I sense that the recession is over. I am having trouble getting a good table in restaurants (even Mac Café), merchants will no longer discount products, and the mechanic (and my family) have recommenced making snide comments about my 12-year-old Toyota. More solid evidence is news from many sources that refractive surgery bookings are up, mergers and acquisitions have resumed, and attendance at major ophthalmic meetings is approaching record numbers. Manufacturers are releasing or developing new IOLs and lasers—even femtosecond technologies for cataract surgery.
A famous Formula One driver once said, when everyone else slows down, it is time to step on the gas. Likewise, when the practice of ophthalmology slows, I recommend preparing for the next acceleration. Decide what your practice could and should look like in 5 years. Focus on what you (not others) want. This edition of Cataract & Refractive Surgery Today should help you with the planning process. For example, the timely article by Guy Kezirian, MD, discusses premium IOLs and the need for ophthalmologists to leave all eyes in focus after lens surgery. His data show that premium IOLs, both multifocal and accommodating, are particularly sensitive to residual refractive errors but in different ways. Dr. Kezirian's point is that each surgeon is responsible for finishing the job him- or herself or with a partner. The rewards will easily pay off and make your practice grow. In addition, James Dawes, the director of a major cataract practice in Florida, provides free advice on adding premium IOLs to your practice.
I am particularly impressed by the insightful articles on choosing a life after residency. I do not think I have ever seen their like in print. Jonathan Stein, MD, shares useful information for those of you completing your residency as well as those changing established practices. The articles by Damien Goldberg, MD, and Christopher Starr, MD, will be of assistance to those of you trying to pick a practice setting. Cristina Boggiano also offers excellent advice on this important decision for young ophthalmologists. One of my favorite articles from this month's cover series is by Richard Awdeh, MD. In his discussion of how to pick an academic position, he recommends that you determine and concentrate on what is important to you. This advice applies to all ophthalmologists, no matter their current or desired practice setting.

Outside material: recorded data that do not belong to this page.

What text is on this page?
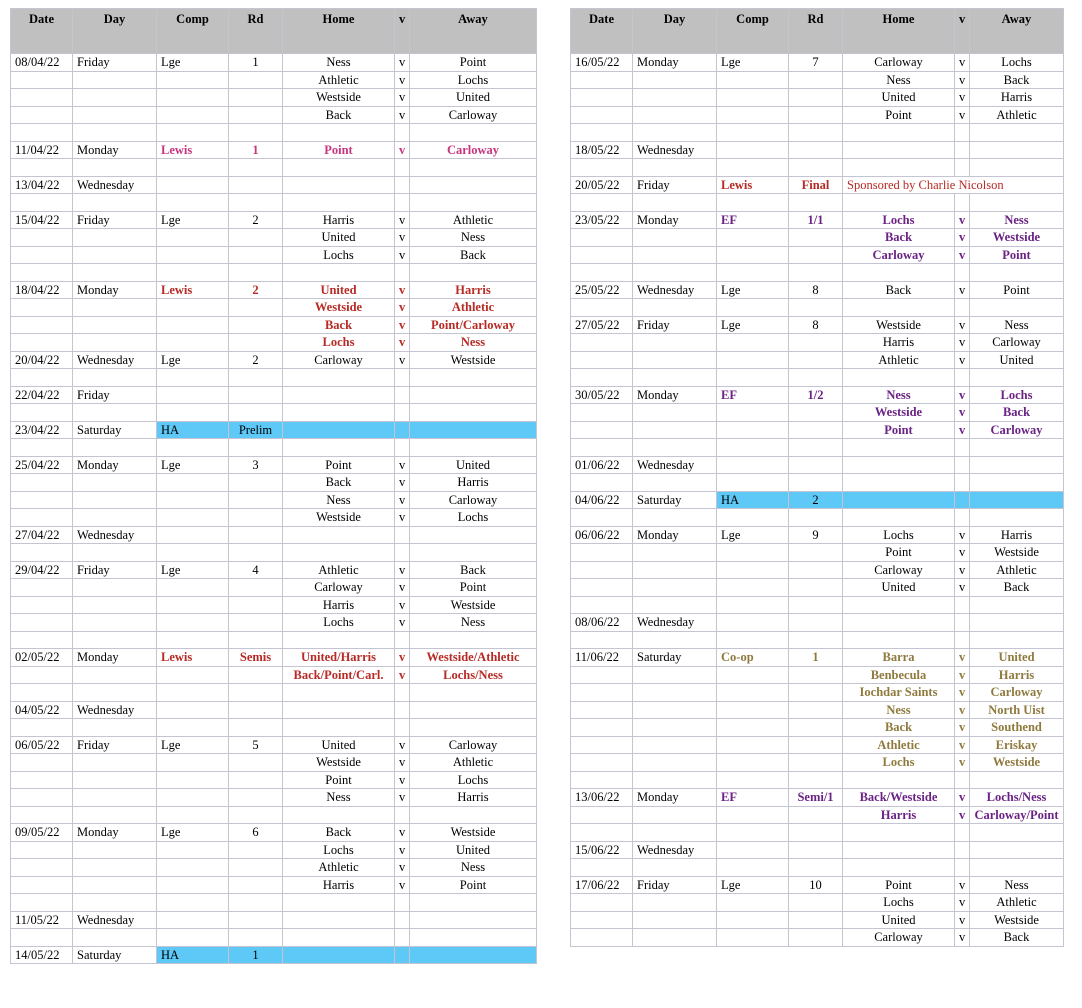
Date	Day	Comp	Rd	Home	v	Away
08/04/22	Friday	Lge	1	Ness	v	Point
				Athletic	v	Lochs
				Westside	v	United
				Back	v	Carloway

11/04/22	Monday	Lewis	1	Point	v	Carloway

13/04/22	Wednesday					

15/04/22	Friday	Lge	2	Harris	v	Athletic
				United	v	Ness
				Lochs	v	Back

18/04/22	Monday	Lewis	2	United	v	Harris
				Westside	v	Athletic
				Back	v	Point/Carloway
				Lochs	v	Ness
20/04/22	Wednesday	Lge	2	Carloway	v	Westside

22/04/22	Friday					

23/04/22	Saturday	HA	Prelim			

25/04/22	Monday	Lge	3	Point	v	United
				Back	v	Harris
				Ness	v	Carloway
				Westside	v	Lochs
27/04/22	Wednesday					

29/04/22	Friday	Lge	4	Athletic	v	Back
				Carloway	v	Point
				Harris	v	Westside
				Lochs	v	Ness

02/05/22	Monday	Lewis	Semis	United/Harris	v	Westside/Athletic
				Back/Point/Carl.	v	Lochs/Ness

04/05/22	Wednesday					

06/05/22	Friday	Lge	5	United	v	Carloway
				Westside	v	Athletic
				Point	v	Lochs
				Ness	v	Harris

09/05/22	Monday	Lge	6	Back	v	Westside
				Lochs	v	United
				Athletic	v	Ness
				Harris	v	Point

11/05/22	Wednesday					

14/05/22	Saturday	HA	1			
Date	Day	Comp	Rd	Home	v	Away
16/05/22	Monday	Lge	7	Carloway	v	Lochs
				Ness	v	Back
				United	v	Harris
				Point	v	Athletic

18/05/22	Wednesday					

20/05/22	Friday	Lewis	Final	Sponsored by Charlie Nicolson		

23/05/22	Monday	EF	1/1	Lochs	v	Ness
				Back	v	Westside
				Carloway	v	Point

25/05/22	Wednesday	Lge	8	Back	v	Point

27/05/22	Friday	Lge	8	Westside	v	Ness
				Harris	v	Carloway
				Athletic	v	United

30/05/22	Monday	EF	1/2	Ness	v	Lochs
				Westside	v	Back
				Point	v	Carloway

01/06/22	Wednesday					

04/06/22	Saturday	HA	2			

06/06/22	Monday	Lge	9	Lochs	v	Harris
				Point	v	Westside
				Carloway	v	Athletic
				United	v	Back

08/06/22	Wednesday					

11/06/22	Saturday	Co-op	1	Barra	v	United
				Benbecula	v	Harris
				Iochdar Saints	v	Carloway
				Ness	v	North Uist
				Back	v	Southend
				Athletic	v	Eriskay
				Lochs	v	Westside

13/06/22	Monday	EF	Semi/1	Back/Westside	v	Lochs/Ness
				Harris	v	Carloway/Point

15/06/22	Wednesday					

17/06/22	Friday	Lge	10	Point	v	Ness
				Lochs	v	Athletic
				United	v	Westside
				Carloway	v	Back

Matt Jensen directs a practice in South Dakota and contributes an excellent article on marketing efforts in the current economy. CRSToday's founding editor John Doane, MD, expertly describes the advantages and practical implementation of patient education software. I hope that you enjoy this edition.
My last editorial focused on health care reform. Since then, the current House proposal has been vetted and passed by the Congressional Budget Office, but it still contains the old-school tactic of pitting health care providers against one another. In this case, hospitals have made a separate deal to limit any cuts from the proposed independent Medicare Advisory Committee in return for promised predetermined savings. Defensive medicine adds huge costs every year; indeed, estimates from the nonpartisan Congressional Budget Office show that such reform could save $54 billion over 10 years.1 I find, however, that a provision of the current House bill penalizes states that have tried to address the liability crisis through tort reform. Titled "Medical Liability Alternatives," section 2531 establishes an incentive program for states that adopt and implement alternatives to medical liability litigation, but it also stipulates that no incentive payments be made to states that "limit attorneys' fees or impose caps on damages."2 In addition, a government-run option is back in the bill.
I believe that we should make health care available to everyone in this country, but isn't the best option a competitive-yet-inclusive market-based system?